I think it's unlikely. When perf says __raw_spin_lock is guilty, it
usually is.
(Have you tried a stap
script that merely traps all the same the function calls, and has
empty probe handlers?)
I can try it.
It was actually pretty bad with empty handlers:
#
66.25% scylla [kernel.kallsyms] [k]
_raw_spin_lock
|
---_raw_spin_lock
|
|--49.95%-- 0x62ab
| syscall_trace_leave
| int_check_syscall_exit_work
| |
| |--99.08%-- epoll_pwait
| |
_ZN21reactor_backend_epoll16wait_and_processEiPK10__sigset_t
| |
_ZNSt17_Function_handlerIFbvEZN7reactor3runEvEUlvE5_E9_M_invokeERKSt9_Any_data
| | _ZN7reactor3runEv
| | |
| | |--91.80%--
_ZZN3smp9configureEN5boost15program_options13variables_mapEENKUlvE1_clEv.constprop.2783
| | | _Z19dpdk_thread_adaptorPv
| | | eal_thread_loop
| | | start_thread
| | | __clone
| | |
| | --8.20%--
_ZN12app_template14run_deprecatedEiPPcOSt8functionIFvvEE
| | |
| | --100.00%-- main
| | __libc_start_main
| | _start
| --0.92%-- [...]
|
|--49.46%-- 0x619b
| syscall_trace_enter_phase2
| tracesys_phase2
| |
| |--98.82%-- epoll_pwait
| |
_ZN21reactor_backend_epoll16wait_and_processEiPK10__sigset_t
| |
_ZNSt17_Function_handlerIFbvEZN7reactor3runEvEUlvE5_E9_M_invokeERKSt9_Any_data
| | _ZN7reactor3runEv
| | |
| | |--91.94%--
_ZZN3smp9configureEN5boost15program_options13variables_mapEENKUlvE1_clEv.constprop.2783
| | | _Z19dpdk_thread_adaptorPv
| | | eal_thread_loop
| | | start_thread
| | | __clone
| | |
| | --8.06%--
_ZN12app_template14run_deprecatedEiPPcOSt8functionIFvvEE
| | |
| | --100.00%-- main
| | __libc_start_main
| | _start
| --1.18%-- [...]
--0.58%-- [...]
I don't have any system call probes. Just two empty static probes, and
a timer.profile handler.
Note though that such analysis probably cannot be performed based only
upon PC samples - or even backtrace samples. We seem to require
trapping individual function entry/exit events.

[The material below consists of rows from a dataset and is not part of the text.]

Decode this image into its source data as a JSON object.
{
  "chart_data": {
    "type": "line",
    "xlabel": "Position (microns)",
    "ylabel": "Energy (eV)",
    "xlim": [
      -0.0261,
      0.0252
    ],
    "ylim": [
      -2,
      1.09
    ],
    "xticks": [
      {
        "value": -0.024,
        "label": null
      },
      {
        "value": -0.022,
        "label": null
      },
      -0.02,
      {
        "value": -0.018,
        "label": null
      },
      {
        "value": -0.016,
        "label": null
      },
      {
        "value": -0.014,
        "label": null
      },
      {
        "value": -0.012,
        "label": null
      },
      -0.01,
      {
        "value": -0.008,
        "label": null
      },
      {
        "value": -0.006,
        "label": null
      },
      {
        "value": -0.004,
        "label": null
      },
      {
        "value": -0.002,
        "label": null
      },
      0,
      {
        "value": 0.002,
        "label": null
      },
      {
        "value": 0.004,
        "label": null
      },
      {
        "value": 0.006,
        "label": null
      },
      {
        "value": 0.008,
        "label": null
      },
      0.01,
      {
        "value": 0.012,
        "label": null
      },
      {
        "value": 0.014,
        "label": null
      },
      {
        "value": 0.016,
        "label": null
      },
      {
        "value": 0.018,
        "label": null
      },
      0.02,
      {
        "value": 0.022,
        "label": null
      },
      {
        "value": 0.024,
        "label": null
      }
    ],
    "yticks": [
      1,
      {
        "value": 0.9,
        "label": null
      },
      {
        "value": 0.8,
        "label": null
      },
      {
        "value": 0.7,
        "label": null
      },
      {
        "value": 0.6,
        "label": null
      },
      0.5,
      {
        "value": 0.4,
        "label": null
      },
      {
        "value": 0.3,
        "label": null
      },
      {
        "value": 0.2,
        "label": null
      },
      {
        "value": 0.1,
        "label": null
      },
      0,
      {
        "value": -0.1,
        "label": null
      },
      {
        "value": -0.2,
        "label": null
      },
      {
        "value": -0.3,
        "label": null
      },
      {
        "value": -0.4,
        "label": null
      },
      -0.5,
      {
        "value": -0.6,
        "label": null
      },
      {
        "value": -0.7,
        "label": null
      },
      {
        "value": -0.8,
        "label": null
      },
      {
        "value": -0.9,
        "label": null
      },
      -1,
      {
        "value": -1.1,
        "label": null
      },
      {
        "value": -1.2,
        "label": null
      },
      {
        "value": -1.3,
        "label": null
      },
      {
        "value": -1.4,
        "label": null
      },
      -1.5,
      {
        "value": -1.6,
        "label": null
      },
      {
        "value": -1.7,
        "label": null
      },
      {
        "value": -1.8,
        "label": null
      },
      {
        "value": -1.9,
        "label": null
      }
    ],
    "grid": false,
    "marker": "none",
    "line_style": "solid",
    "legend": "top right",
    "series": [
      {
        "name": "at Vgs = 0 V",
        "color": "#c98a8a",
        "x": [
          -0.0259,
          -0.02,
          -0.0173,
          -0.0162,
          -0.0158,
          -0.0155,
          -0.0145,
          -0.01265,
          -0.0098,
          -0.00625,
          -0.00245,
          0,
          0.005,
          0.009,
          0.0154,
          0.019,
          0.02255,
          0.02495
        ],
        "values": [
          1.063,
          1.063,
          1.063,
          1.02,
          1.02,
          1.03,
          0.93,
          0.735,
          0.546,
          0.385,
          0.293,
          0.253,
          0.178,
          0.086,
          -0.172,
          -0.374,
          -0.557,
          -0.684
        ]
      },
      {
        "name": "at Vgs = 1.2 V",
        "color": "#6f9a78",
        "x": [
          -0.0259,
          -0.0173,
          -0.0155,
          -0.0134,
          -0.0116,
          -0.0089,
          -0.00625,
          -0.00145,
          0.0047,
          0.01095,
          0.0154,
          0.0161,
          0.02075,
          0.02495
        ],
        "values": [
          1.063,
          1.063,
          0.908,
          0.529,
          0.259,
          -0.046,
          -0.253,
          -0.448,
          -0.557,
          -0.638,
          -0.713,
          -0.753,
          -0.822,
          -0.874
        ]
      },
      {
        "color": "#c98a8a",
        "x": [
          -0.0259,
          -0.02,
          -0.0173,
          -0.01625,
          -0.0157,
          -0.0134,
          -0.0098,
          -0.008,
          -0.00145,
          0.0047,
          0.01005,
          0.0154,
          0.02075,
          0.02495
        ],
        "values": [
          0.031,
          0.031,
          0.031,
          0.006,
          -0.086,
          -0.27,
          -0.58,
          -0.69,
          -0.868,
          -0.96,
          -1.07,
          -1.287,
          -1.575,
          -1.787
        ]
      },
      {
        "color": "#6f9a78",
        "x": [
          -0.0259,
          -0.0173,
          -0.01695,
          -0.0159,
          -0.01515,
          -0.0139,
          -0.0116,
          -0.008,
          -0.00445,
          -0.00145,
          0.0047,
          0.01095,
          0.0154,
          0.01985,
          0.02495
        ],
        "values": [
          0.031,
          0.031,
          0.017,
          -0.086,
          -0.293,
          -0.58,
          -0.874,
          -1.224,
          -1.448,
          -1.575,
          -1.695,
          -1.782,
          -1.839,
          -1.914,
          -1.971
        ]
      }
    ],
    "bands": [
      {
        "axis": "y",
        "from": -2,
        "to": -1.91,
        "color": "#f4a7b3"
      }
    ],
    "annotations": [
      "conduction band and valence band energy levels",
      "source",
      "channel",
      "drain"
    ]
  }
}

That's why I tried systemtap. It worked well on my desktop, but very
badly in production.
It may be worth experimenting with "stap --runtime=dyninst" if your
function analysis were restricted to basic Cish userspace that dyninst
can handle.
Will timer.profile work with dyninst?